Последнее слово патриарший лекарь вымолвил особенно холодно. Он вспомнил еще одну печаль: «…Турки скоро возьмут Константинополь». Это сказал еще один латинянин – старик с франкских земель. Ничуть не приятнее того пилигрима, что своим дубьем устрашил множество разбойников. Устрашил и самого лекаря Феодосия. Но не дубьем.
* * *
«Странная эта пара. Они не родственники, но не отходят друг от друга и десяти шагов. Явно не друзья. Между ними лет пятнадцать-двадцать разницы в годах. И в садомии не заподозришь. Не прикоснутся даже случайно. Да и не то, что ласково, а вовсе, кажется, не смотрят глаза в глаза. И не слуга мальчишка, а слушается, скорее, как покорный сын. Но с сыном говорят. А эти всегда молчат».
Вспомнив утро невольного знакомства с этой парочкой, которое произошло третьего дня, лекарь Феодосий еще более нахмурился.

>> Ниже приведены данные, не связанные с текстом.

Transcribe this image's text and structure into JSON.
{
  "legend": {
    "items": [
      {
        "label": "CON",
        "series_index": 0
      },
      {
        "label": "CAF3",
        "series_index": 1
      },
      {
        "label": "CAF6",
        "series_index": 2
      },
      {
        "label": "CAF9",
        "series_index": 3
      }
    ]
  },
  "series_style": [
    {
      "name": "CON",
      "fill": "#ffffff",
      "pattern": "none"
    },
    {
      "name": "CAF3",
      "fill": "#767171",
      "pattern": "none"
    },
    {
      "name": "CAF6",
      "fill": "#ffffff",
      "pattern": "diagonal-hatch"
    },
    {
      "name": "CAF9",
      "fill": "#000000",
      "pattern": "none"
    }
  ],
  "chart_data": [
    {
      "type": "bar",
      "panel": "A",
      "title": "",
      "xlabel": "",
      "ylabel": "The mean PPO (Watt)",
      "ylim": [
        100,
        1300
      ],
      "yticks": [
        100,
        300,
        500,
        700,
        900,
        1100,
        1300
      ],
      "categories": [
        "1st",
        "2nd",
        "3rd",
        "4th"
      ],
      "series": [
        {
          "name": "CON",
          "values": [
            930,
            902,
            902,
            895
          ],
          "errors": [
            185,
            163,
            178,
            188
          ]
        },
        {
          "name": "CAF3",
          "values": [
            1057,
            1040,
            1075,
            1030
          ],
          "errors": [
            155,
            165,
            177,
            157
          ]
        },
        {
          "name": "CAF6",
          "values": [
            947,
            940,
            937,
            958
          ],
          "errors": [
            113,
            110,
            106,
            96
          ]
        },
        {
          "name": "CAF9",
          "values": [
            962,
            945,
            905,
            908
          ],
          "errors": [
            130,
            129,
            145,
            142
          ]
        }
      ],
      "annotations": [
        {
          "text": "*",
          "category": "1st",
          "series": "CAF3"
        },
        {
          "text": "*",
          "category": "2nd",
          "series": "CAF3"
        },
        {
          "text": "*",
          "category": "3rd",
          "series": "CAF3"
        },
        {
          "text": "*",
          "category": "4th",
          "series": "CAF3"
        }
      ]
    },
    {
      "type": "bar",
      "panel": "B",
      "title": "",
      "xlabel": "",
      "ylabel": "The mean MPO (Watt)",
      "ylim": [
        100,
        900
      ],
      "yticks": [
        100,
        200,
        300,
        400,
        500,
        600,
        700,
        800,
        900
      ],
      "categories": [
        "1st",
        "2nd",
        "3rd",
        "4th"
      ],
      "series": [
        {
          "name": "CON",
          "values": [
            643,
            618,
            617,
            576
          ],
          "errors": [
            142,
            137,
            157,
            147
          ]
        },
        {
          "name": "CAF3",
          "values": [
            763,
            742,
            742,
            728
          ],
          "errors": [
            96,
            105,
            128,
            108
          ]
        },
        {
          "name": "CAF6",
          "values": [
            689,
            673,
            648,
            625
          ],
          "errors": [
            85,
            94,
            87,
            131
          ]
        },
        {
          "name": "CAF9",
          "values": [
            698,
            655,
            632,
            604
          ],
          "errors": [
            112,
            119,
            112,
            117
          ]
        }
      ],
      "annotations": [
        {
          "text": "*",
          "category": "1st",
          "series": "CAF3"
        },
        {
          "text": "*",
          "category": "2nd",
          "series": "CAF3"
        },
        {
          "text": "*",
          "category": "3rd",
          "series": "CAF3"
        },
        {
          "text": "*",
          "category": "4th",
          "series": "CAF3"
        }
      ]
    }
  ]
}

Не на каждой зорьке увидишь такое. Проснувшись по нужде (от вчерашнего излишнего вино излияния) с первым лучом солнца Феодосий, в силу своего воспитания и учености, поспешил по склону горы к густым зарослям мирта. Удовольствие от облегчения низа живота, пьянящий утренний горный воздух, приятные игры все еще пульсирующего по жилам вина прикрыли в блаженстве веки лекаря и заставили улыбнуться. А когда он открыл глаза, то улыбнулся еще шире, и возможно даже и засмеялся бы, если бы сразу не догадался, почему среди широкой лесной прогалины, в дымке молочного тумана, медленно бродит в полусогнутом положении обнаженный мужчина.